The popularity of
George Gershwin's piano music with audiences and performers, large to begin with, has only grown in the years since 1990, and distinctive new recordings have been appearing frequently. Here's one covering all the music for piano and orchestra, which is an effective way to trace the development of
Gershwin's music within a single genre. The applicability of improvisation and free modification to
Gershwin's music is a topic almost as hotly debated as with Baroque instrumental music, although it's hard to argue fully against it given the multiple states in which the Rhapsody in Blue exists and the importance of improvisation in
Gershwin's own musical life. If you're down with a bit of decoration (it is by no means excessive, and much of it is in the orchestra, for example the alteration to the opening percussion in the Piano Concerto in F), this is superior
Gershwin from a British pianist, a Norwegian orchestra, and an American conductor. Pianist
Freddy Kempf has an excellent feel for the music's "jazz" and "classical" sides, for the way in which the range of styles in
Gershwin's music is so intelligently fit into classical forms. Jazz and blues are the turning points that make the sonata form in the first movement of the Piano Concerto in F work. The Rhapsody in Blue is performed in its original jazz band orchestration by
Ferde Grofé, and the big lyrical theme is quite moodily and effectively prepared.
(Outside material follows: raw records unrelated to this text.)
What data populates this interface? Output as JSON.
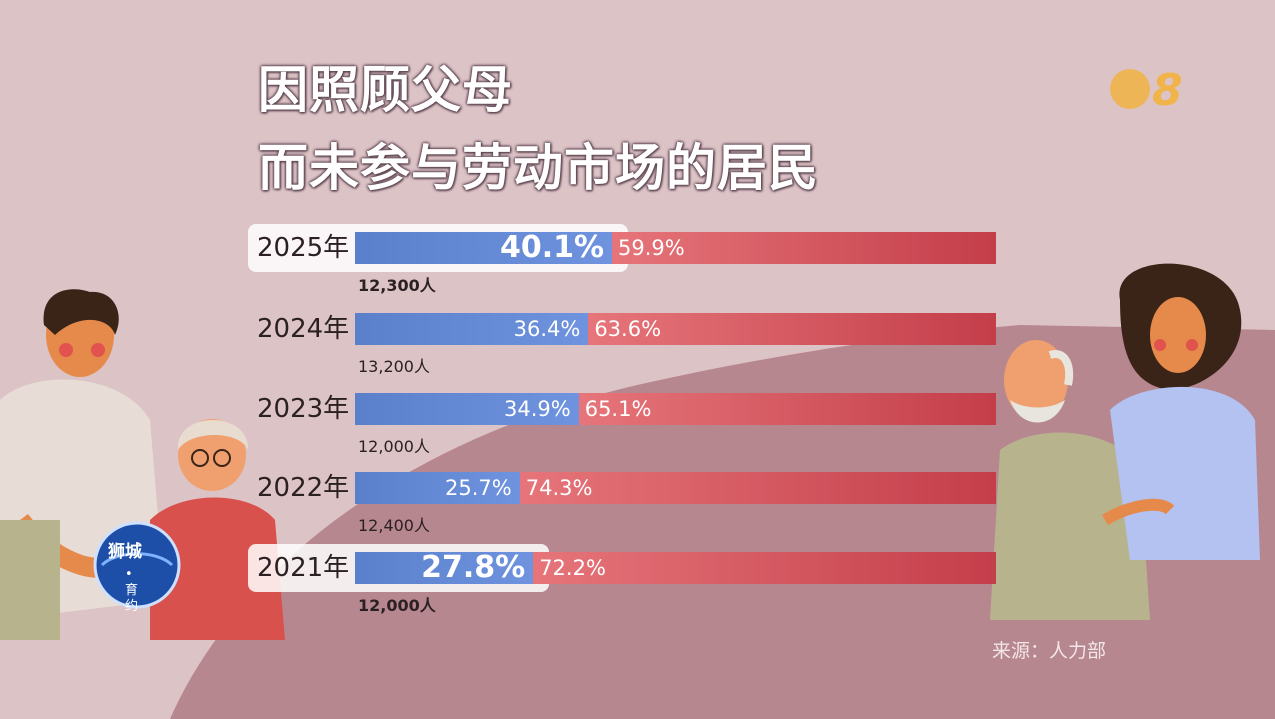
{
  "title": {
    "line1": "因照顾父母",
    "line2": "而未参与劳动市场的居民"
  },
  "logo": {
    "text": "8"
  },
  "badge": {
    "line1": "狮城",
    "line2": "•育约"
  },
  "source": "来源：人力部",
  "colors": {
    "blue": "#5a80cc",
    "red": "#d14b55",
    "background": "#dcc3c6",
    "accent_shape": "#b78790"
  },
  "chart_data": {
    "type": "bar",
    "stacked": true,
    "orientation": "horizontal",
    "categories": [
      "2025年",
      "2024年",
      "2023年",
      "2022年",
      "2021年"
    ],
    "series": [
      {
        "values": [
          40.1,
          36.4,
          34.9,
          25.7,
          27.8
        ]
      },
      {
        "values": [
          59.9,
          63.6,
          65.1,
          74.3,
          72.2
        ]
      }
    ],
    "value_labels_left": [
      "40.1%",
      "36.4%",
      "34.9%",
      "25.7%",
      "27.8%"
    ],
    "value_labels_right": [
      "59.9%",
      "63.6%",
      "65.1%",
      "74.3%",
      "72.2%"
    ],
    "counts": [
      "12,300人",
      "13,200人",
      "12,000人",
      "12,400人",
      "12,000人"
    ],
    "highlighted": [
      "2025年",
      "2021年"
    ],
    "xlim": [
      0,
      100
    ],
    "grid": false
  }
}
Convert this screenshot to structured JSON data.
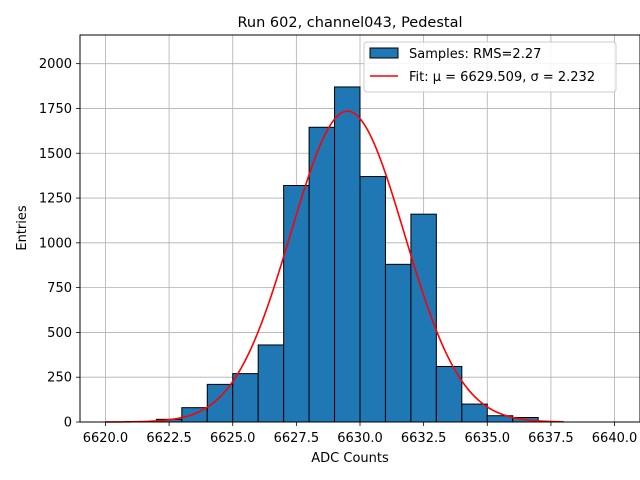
{
  "chart_data": {
    "type": "bar",
    "title": "Run 602, channel043, Pedestal",
    "xlabel": "ADC Counts",
    "ylabel": "Entries",
    "xlim": [
      6619.0,
      6641.0
    ],
    "ylim": [
      0,
      2160
    ],
    "x_ticks": [
      {
        "value": 6620.0,
        "label": "6620.0"
      },
      {
        "value": 6622.5,
        "label": "6622.5"
      },
      {
        "value": 6625.0,
        "label": "6625.0"
      },
      {
        "value": 6627.5,
        "label": "6627.5"
      },
      {
        "value": 6630.0,
        "label": "6630.0"
      },
      {
        "value": 6632.5,
        "label": "6632.5"
      },
      {
        "value": 6635.0,
        "label": "6635.0"
      },
      {
        "value": 6637.5,
        "label": "6637.5"
      },
      {
        "value": 6640.0,
        "label": "6640.0"
      }
    ],
    "y_ticks": [
      {
        "value": 0,
        "label": "0"
      },
      {
        "value": 250,
        "label": "250"
      },
      {
        "value": 500,
        "label": "500"
      },
      {
        "value": 750,
        "label": "750"
      },
      {
        "value": 1000,
        "label": "1000"
      },
      {
        "value": 1250,
        "label": "1250"
      },
      {
        "value": 1500,
        "label": "1500"
      },
      {
        "value": 1750,
        "label": "1750"
      },
      {
        "value": 2000,
        "label": "2000"
      }
    ],
    "grid": true,
    "legend_position": "top-right",
    "histogram": {
      "name": "Samples: RMS=2.27",
      "color": "#1f77b4",
      "edge_color": "#000000",
      "bin_edges": [
        6622,
        6623,
        6624,
        6625,
        6626,
        6627,
        6628,
        6629,
        6630,
        6631,
        6632,
        6633,
        6634,
        6635,
        6636,
        6637
      ],
      "counts": [
        15,
        80,
        210,
        270,
        430,
        1320,
        1645,
        1870,
        1370,
        880,
        1160,
        310,
        100,
        35,
        25
      ]
    },
    "fit": {
      "name": "Fit: μ = 6629.509, σ = 2.232",
      "color": "#ff0000",
      "mu": 6629.509,
      "sigma": 2.232,
      "amplitude": 1735,
      "x_range": [
        6620.0,
        6638.0
      ]
    }
  }
}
The highlight of the whole thing is the brisk, detailed, and totally compelling Second Rhapsody, a work that remains hard to bring off.
Kempf may have single-handedly changed the situation with his performance here. The I Got Rhythm Variations make a lively finale. It's the cooperation between
Kempf and
Litton, who has also recorded
Gershwin as a pianist, that makes this program work so well and keeps uncovering new depths in the seemingly limpid music of
Gershwin, nearly a century after its composition.